Six sports are on the chopping block in Greenland due to a lack of facilities available there and other difficulties, but there has been some intense lobbying to have them operate in alternate venues.

Inuvik has traditionally been a hotbed of sporting stars, McLeod said, and he wants to see that tradition continue for local athletes.

The affected sports are midget hockey, gymnastics, figure skating, speedskating, dog mushing and curling.

"The ministers will gather in October and at that time we'll make a decision then," he said.

It's not impossible Inuvik could be a venue for the alternate games, McLeod said.

"Obviously we'd like to see an event like that here, but we have to work with our partners to see if they're in agreement if the NWT is one of the locations."

Three-hundred-and-fifty athletes are affected by the decision, including some in Inuvik.

"We've been showing that (the NWT) can compete nationally and internationally," he said.
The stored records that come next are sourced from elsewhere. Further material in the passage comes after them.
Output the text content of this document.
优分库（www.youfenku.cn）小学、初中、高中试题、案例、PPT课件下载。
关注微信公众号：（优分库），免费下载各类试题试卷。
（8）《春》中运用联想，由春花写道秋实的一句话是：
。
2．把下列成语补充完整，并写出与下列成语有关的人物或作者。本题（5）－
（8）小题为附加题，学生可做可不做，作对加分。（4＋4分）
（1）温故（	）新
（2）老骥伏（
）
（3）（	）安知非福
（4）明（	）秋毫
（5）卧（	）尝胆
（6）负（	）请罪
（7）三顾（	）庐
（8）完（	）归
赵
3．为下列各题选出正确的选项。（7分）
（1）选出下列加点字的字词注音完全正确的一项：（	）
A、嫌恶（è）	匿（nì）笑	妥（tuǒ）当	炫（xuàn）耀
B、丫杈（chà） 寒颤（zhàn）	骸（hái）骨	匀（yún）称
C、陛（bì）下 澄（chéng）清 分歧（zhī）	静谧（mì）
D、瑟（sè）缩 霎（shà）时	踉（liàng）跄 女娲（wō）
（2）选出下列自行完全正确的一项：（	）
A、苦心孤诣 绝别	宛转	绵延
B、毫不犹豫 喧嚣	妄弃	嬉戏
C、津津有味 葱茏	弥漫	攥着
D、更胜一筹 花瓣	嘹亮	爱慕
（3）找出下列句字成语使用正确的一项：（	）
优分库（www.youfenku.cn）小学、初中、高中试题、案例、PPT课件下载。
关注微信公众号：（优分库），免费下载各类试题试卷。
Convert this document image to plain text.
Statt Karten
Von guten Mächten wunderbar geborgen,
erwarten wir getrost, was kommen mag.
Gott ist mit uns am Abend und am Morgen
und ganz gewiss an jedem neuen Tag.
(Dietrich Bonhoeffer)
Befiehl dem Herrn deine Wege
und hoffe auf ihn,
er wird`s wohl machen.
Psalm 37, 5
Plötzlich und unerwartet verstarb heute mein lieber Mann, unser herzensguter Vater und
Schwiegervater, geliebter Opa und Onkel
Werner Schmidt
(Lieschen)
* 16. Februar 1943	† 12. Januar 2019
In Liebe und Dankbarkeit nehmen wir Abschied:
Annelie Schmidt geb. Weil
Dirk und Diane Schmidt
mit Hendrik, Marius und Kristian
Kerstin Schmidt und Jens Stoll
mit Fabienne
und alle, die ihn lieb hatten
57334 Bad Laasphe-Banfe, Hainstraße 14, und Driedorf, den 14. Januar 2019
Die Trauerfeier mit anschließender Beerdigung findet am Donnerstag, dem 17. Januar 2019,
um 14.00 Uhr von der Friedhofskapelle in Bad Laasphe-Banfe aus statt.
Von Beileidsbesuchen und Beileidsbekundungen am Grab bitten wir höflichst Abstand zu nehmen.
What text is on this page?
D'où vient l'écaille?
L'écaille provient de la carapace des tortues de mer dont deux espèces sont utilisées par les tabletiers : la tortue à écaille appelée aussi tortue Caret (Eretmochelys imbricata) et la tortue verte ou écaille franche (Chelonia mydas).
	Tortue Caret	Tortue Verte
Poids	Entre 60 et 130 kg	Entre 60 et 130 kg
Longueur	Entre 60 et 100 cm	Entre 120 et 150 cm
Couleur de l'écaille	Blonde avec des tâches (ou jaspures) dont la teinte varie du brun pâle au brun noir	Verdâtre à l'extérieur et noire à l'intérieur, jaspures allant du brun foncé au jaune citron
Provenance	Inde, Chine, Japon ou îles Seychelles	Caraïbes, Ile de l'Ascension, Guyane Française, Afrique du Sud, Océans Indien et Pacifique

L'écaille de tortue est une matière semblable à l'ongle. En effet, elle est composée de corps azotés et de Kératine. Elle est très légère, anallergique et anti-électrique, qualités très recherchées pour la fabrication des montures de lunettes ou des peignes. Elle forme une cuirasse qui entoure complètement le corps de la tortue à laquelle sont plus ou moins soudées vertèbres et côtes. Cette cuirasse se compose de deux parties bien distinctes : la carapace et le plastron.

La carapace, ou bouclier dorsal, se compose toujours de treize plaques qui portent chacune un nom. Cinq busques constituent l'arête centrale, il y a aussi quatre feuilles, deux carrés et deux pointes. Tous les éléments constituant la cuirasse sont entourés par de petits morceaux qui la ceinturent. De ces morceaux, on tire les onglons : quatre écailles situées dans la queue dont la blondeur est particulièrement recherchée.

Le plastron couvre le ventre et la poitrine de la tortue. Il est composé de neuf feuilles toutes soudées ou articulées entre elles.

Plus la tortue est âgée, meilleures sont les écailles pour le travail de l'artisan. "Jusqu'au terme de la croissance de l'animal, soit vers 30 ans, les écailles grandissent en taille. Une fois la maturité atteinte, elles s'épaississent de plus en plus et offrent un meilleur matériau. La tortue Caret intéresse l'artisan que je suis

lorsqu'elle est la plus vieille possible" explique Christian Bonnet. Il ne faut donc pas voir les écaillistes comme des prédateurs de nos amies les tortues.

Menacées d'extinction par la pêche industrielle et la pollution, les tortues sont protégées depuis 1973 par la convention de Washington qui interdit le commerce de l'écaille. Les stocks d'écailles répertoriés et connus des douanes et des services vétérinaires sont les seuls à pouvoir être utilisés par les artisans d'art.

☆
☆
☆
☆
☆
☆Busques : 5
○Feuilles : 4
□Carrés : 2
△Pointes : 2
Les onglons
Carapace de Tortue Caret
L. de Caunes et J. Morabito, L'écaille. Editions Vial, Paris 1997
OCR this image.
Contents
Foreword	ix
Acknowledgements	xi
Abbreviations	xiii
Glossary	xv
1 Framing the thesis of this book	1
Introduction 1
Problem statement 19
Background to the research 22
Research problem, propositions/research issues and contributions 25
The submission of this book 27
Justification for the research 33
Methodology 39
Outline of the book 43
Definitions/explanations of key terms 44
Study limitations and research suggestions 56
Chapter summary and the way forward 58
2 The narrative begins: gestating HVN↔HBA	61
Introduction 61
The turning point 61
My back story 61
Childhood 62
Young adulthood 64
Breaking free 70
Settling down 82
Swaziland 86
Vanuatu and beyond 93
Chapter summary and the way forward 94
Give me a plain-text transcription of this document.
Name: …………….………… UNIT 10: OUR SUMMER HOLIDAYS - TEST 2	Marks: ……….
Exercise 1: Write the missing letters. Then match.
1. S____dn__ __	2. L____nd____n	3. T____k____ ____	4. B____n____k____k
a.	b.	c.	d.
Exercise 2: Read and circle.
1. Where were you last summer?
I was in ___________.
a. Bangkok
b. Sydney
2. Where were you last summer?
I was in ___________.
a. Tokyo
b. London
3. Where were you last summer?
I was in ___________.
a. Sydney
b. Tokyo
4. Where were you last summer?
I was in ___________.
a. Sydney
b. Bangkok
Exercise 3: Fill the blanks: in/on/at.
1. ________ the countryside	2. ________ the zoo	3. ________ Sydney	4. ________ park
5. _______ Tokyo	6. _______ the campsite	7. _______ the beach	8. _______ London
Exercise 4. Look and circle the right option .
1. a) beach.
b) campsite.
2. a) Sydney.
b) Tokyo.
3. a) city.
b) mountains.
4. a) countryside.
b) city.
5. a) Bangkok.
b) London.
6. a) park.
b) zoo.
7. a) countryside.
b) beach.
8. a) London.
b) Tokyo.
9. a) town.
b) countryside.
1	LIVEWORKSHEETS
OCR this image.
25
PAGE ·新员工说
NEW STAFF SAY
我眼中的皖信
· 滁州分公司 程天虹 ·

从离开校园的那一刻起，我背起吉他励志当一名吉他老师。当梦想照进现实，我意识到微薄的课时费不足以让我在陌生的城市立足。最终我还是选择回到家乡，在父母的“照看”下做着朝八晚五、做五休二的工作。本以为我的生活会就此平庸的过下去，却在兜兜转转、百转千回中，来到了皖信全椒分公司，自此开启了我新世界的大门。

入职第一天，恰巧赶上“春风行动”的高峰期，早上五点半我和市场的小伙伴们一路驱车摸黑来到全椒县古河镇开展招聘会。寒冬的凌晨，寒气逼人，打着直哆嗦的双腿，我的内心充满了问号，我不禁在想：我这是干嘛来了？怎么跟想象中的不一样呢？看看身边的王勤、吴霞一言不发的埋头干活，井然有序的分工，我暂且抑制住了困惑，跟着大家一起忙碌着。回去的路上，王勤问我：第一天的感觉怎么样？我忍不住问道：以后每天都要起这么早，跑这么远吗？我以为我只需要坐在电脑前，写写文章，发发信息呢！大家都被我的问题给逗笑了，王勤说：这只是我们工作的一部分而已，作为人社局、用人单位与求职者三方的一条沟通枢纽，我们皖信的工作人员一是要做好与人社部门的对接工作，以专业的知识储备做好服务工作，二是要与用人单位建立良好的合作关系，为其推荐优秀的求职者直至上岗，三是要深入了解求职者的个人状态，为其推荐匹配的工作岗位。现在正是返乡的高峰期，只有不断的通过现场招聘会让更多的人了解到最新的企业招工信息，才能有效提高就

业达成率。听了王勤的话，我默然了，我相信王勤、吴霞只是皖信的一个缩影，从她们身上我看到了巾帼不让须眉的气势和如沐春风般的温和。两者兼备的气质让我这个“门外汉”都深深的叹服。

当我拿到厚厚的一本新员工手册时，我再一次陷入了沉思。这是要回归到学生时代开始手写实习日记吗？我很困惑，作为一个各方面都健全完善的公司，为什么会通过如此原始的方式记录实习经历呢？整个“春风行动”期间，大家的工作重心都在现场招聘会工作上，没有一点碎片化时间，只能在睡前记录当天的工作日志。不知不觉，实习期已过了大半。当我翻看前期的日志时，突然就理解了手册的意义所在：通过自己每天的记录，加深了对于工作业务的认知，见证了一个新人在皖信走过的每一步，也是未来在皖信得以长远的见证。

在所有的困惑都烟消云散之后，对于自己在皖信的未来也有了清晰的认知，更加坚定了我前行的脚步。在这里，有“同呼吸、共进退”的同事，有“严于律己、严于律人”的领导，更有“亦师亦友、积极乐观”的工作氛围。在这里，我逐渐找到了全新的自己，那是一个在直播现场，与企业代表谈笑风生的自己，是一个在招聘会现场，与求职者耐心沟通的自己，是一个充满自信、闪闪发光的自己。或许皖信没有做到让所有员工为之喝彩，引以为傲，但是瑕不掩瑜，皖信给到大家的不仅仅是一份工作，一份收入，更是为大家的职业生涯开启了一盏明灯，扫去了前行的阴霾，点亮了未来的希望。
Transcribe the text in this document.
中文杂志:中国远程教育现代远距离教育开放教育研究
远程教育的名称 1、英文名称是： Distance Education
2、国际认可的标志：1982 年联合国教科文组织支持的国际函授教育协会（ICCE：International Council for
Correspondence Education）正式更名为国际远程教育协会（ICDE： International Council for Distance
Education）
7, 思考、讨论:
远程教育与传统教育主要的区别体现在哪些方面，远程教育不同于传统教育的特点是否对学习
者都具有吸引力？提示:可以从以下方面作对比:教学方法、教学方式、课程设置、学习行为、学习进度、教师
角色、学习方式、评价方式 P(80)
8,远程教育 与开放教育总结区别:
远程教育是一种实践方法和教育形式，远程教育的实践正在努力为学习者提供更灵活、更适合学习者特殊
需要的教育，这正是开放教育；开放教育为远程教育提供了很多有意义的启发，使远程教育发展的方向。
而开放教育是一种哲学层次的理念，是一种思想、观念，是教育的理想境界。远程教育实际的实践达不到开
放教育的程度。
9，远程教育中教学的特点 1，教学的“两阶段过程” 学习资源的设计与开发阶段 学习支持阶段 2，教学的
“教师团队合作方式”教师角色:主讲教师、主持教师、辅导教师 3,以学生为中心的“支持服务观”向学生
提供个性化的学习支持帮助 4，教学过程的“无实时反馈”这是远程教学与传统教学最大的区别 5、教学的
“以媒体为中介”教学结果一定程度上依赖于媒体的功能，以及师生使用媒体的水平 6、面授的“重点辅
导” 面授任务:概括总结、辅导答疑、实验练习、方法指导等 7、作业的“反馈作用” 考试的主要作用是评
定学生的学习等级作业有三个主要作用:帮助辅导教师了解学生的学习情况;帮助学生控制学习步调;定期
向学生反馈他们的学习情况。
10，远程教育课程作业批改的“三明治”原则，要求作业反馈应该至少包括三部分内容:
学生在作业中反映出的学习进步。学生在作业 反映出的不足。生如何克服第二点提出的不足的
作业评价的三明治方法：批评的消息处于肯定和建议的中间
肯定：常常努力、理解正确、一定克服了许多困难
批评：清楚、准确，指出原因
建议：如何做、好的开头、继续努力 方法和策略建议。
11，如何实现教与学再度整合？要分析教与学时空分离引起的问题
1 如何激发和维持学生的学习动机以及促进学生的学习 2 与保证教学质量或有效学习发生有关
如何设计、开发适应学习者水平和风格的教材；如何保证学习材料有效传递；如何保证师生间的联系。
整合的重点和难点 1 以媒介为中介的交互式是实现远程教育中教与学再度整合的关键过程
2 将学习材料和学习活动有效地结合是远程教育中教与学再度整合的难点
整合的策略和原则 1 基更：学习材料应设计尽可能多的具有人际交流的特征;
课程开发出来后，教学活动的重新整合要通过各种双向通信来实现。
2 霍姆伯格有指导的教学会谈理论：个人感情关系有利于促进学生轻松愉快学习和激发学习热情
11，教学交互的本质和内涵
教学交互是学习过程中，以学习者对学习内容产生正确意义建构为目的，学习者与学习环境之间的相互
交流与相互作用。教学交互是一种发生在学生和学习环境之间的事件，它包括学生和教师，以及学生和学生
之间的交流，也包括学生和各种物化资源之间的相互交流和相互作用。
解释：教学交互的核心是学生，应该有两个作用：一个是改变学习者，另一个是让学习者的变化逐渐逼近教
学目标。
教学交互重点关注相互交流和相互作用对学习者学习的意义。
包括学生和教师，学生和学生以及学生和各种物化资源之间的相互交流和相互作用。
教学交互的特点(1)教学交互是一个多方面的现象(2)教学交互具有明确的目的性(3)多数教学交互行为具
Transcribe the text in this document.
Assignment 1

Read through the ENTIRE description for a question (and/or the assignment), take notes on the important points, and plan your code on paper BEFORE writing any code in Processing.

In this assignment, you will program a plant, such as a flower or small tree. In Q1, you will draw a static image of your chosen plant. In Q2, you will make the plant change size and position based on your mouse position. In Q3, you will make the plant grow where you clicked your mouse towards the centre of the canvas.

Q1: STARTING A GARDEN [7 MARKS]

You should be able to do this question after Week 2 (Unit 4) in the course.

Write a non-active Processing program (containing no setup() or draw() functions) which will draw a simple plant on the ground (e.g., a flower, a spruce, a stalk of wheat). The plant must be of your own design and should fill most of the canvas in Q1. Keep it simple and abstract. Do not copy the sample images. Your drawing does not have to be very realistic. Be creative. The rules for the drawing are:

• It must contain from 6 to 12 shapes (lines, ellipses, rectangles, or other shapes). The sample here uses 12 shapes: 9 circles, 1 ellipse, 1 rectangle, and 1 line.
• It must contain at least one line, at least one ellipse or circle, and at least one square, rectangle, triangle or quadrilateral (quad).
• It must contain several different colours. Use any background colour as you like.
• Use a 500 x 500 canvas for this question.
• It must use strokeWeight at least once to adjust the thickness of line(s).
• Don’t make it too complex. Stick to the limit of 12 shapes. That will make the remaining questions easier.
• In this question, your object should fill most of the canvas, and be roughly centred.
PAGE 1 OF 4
"We don't want to lose a cycle of athletes. We want children to be active, and it affects more than just the people who might make the team. It starts at a regional level," McLeod said. "It'll be a lot more than that affected.

"Some of these events make a huge difference in a kid's life. They see there's a huge world out there and they want a part of it," he continued. "We don't want to take that opportunity away from them."

He pointed to the results of the recent track and field championships won by East Three Secondary School as an example of the quality of athletes coming out of here.

"That's huge," he said. "I was talking to a guy years ago who said the best natural athletes he ever saw came out of the North. But there's a lack of opportunity here. There's a lot of good athletes up here going back to the skiing days of the Firth sisters and the national ski team."